Ryan Booth prepares for NEH Institute and celebrates a year full of honorable mentions and presentations

Ryan Booth, a PhD student working under the guidance of Professor Peter Boag, has spent the 2017-18 academic year presenting his scholarly research, applying for and receiving fellowship awards, and preparing to attend a summer institution in Walla Walla, Washington.

In October, Booth was invited to speak at the Gonzaga University event, “They Are Always at the Front: Native American Soldiers in the Great War.” A busy and very successful spring semester followed! Spring welcomed a published book review in H-Net, as well as his selection to receive the James H. Bradley Fellowship from the Montana historical Society. He also was awarded a Russel F. Weigley Graduate Student Travel Grant for his research in military history.

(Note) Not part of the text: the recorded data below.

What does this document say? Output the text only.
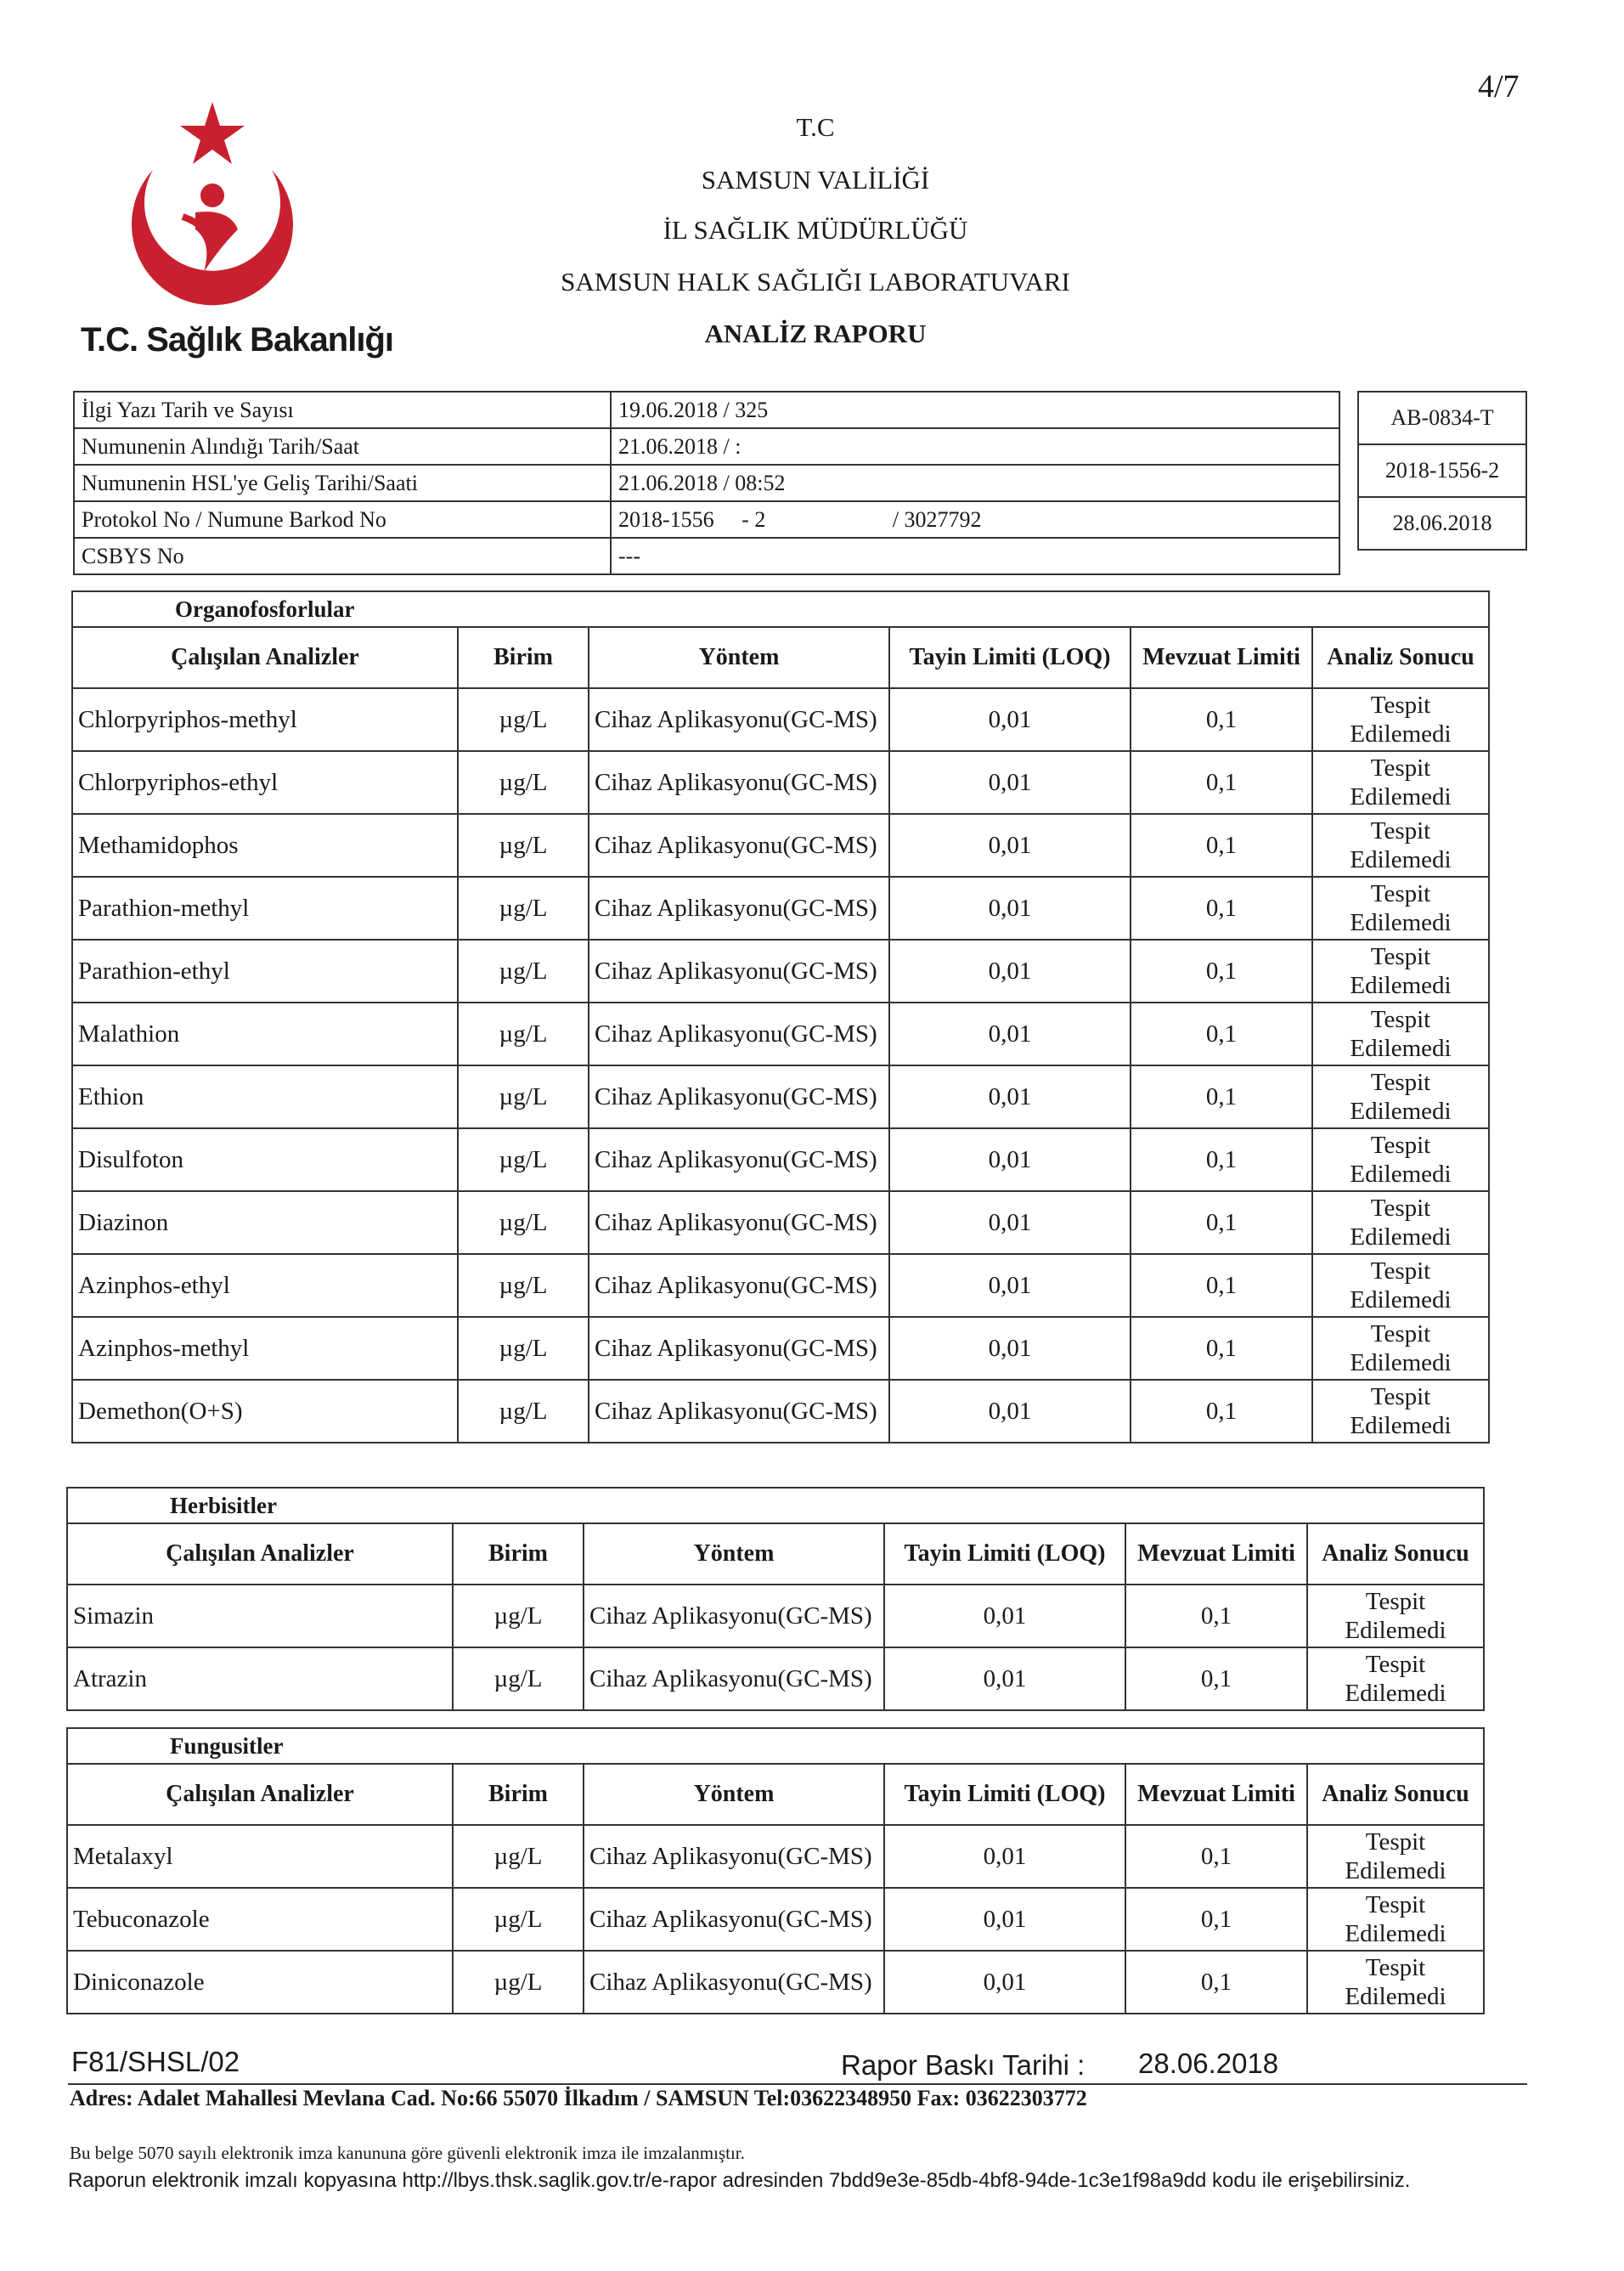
4/7
T.C. Sağlık Bakanlığı
T.C
SAMSUN VALİLİĞİ
İL SAĞLIK MÜDÜRLÜĞÜ
SAMSUN HALK SAĞLIĞI LABORATUVARI
ANALİZ RAPORU
İlgi Yazı Tarih ve Sayısı	19.06.2018 / 325
Numunenin Alındığı Tarih/Saat	21.06.2018 / :
Numunenin HSL'ye Geliş Tarihi/Saati	21.06.2018 / 08:52
Protokol No / Numune Barkod No	2018-1556     - 2                       / 3027792
CSBYS No	---
AB-0834-T
2018-1556-2
28.06.2018
Organofosforlular					
Çalışılan Analizler	Birim	Yöntem	Tayin Limiti (LOQ)	Mevzuat Limiti	Analiz Sonucu
Chlorpyriphos-methyl	µg/L	Cihaz Aplikasyonu(GC-MS)	0,01	0,1	Tespit
Edilemedi

Chlorpyriphos-ethyl	µg/L	Cihaz Aplikasyonu(GC-MS)	0,01	0,1	Tespit
Edilemedi

Methamidophos	µg/L	Cihaz Aplikasyonu(GC-MS)	0,01	0,1	Tespit
Edilemedi

Parathion-methyl	µg/L	Cihaz Aplikasyonu(GC-MS)	0,01	0,1	Tespit
Edilemedi

Parathion-ethyl	µg/L	Cihaz Aplikasyonu(GC-MS)	0,01	0,1	Tespit
Edilemedi

Malathion	µg/L	Cihaz Aplikasyonu(GC-MS)	0,01	0,1	Tespit
Edilemedi

Ethion	µg/L	Cihaz Aplikasyonu(GC-MS)	0,01	0,1	Tespit
Edilemedi

Disulfoton	µg/L	Cihaz Aplikasyonu(GC-MS)	0,01	0,1	Tespit
Edilemedi

Diazinon	µg/L	Cihaz Aplikasyonu(GC-MS)	0,01	0,1	Tespit
Edilemedi

Azinphos-ethyl	µg/L	Cihaz Aplikasyonu(GC-MS)	0,01	0,1	Tespit
Edilemedi

Azinphos-methyl	µg/L	Cihaz Aplikasyonu(GC-MS)	0,01	0,1	Tespit
Edilemedi

Demethon(O+S)	µg/L	Cihaz Aplikasyonu(GC-MS)	0,01	0,1	Tespit
Edilemedi
Herbisitler					
Çalışılan Analizler	Birim	Yöntem	Tayin Limiti (LOQ)	Mevzuat Limiti	Analiz Sonucu
Simazin	µg/L	Cihaz Aplikasyonu(GC-MS)	0,01	0,1	Tespit
Edilemedi

Atrazin	µg/L	Cihaz Aplikasyonu(GC-MS)	0,01	0,1	Tespit
Edilemedi
Fungusitler					
Çalışılan Analizler	Birim	Yöntem	Tayin Limiti (LOQ)	Mevzuat Limiti	Analiz Sonucu
Metalaxyl	µg/L	Cihaz Aplikasyonu(GC-MS)	0,01	0,1	Tespit
Edilemedi

Tebuconazole	µg/L	Cihaz Aplikasyonu(GC-MS)	0,01	0,1	Tespit
Edilemedi

Diniconazole	µg/L	Cihaz Aplikasyonu(GC-MS)	0,01	0,1	Tespit
Edilemedi
F81/SHSL/02	Rapor Baskı Tarihi : 28.06.2018
Adres: Adalet Mahallesi Mevlana Cad. No:66 55070 İlkadım / SAMSUN Tel:03622348950 Fax: 03622303772
Bu belge 5070 sayılı elektronik imza kanununa göre güvenli elektronik imza ile imzalanmıştır.
Raporun elektronik imzalı kopyasına http://lbys.thsk.saglik.gov.tr/e-rapor adresinden 7bdd9e3e-85db-4bf8-94de-1c3e1f98a9dd kodu ile erişebilirsiniz.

This summer Ryan and Professor Katy Fry will attend a two-week institute, “The Native American West: A Case Study of the Columbia Plateau” at Whitman College in Walla Walla.

 

Taylor Hermsen spotlighted on WSU Insider and awarded a fellowship due to subject of research

 

 

Taylor Hermsen is a PhD student studying with Professor Jeff Sanders. Hermsen’s research focuses on the development of the Washington wine industry, particularly in eastern Washington, over the last 80 years.


“Four years ago, on his way home to Walla Walla from school in Arizona, Taylor Hermsen was thumbing through an in-flight magazine when he was struck by an idea for his doctoral research”

The above excerpt comes straight from the WSU Insider article that was published to the Cougs Life, “Food and Agriculture” section this March. Article author, Will Ferguson, truly captured Hermsen’s passion for the topic and included the mention of Hermsen’s Boeing Graduate Fellowship in Environmental Studies, quoted below.

“The Boeing Graduate Fellowship in Environmental Studies supports the multidisciplinary study of environmental issues and is made possible by a generous endowment from The Boeing Company.  More than two dozen students have received the Boeing fellowship since it was established in 1994.”

Karl Krotke-Crandall receives an award for his dissertation

 

Karl Krotke-Crandall applied for the Stephen F. Cohen-Robert C. Tucker Dissertation Research Fellowship in the fall of 2017 and his dissertation, “The Holocaust in Russian Life: New Perspectives on Soviet Jewish Memory,” was chosen to receive this very prestigious award sponsored by the Association for Slavic, East European, and Eurasian Studies.

The Cohen-Tucker Fellowship sponsors U.S. students to travel abroad to Russia to participate in one year’s worth of doctoral research during the final stages of their doctoral program. This fellowship, established in 2015, offers up to $22,000 of support for Karl as he wraps up his research in the months ahead. Learn more about the Stephen F. Cohen-Robert C. Tucker Dissertation Research Fellowship and the Association for Slavic, East European, and Eurasian Studies here!

 

JT Menard and Claire Thornton see previous work published during 2017-2018 academic year

 

John Tappan Menard’s History 469 research project, which he wrote in the Spring of 2014 (faculty mentor Dr. David Stratton)  The Civilian Conservation Corps: A Case Study of the Fort George Wright District and Camp F-188
Was published as “Roosevelt’s Grand Experiment: The Civilian Conservation Corps in the Northwest,” Columbia: The Magazine of Northwest History, Vol 30, no 3. (2016): 13-20.

The article is also hosted in full on the department website here! Although this work was completed as an undergraduate student, John Tappan Menard is now pursuing his MA degree in History.

Claire Thornton’s paper The GI’s of Washington State College originated in a History 300 class in 2014. She turned it into an Honors Thesis project The GI Bill at WSC: An Understanding Through Oral Histories (faculty mentor Dr. Lydia Gerber). It was published last August as “The GI Bill at WSC” in the Bunchgrass Historian, Volume 43, Number 2, 2017, 14-27.

Claire is currently finishing an MA in Education here at WSU with a period of student teaching at Clarkston Highschool.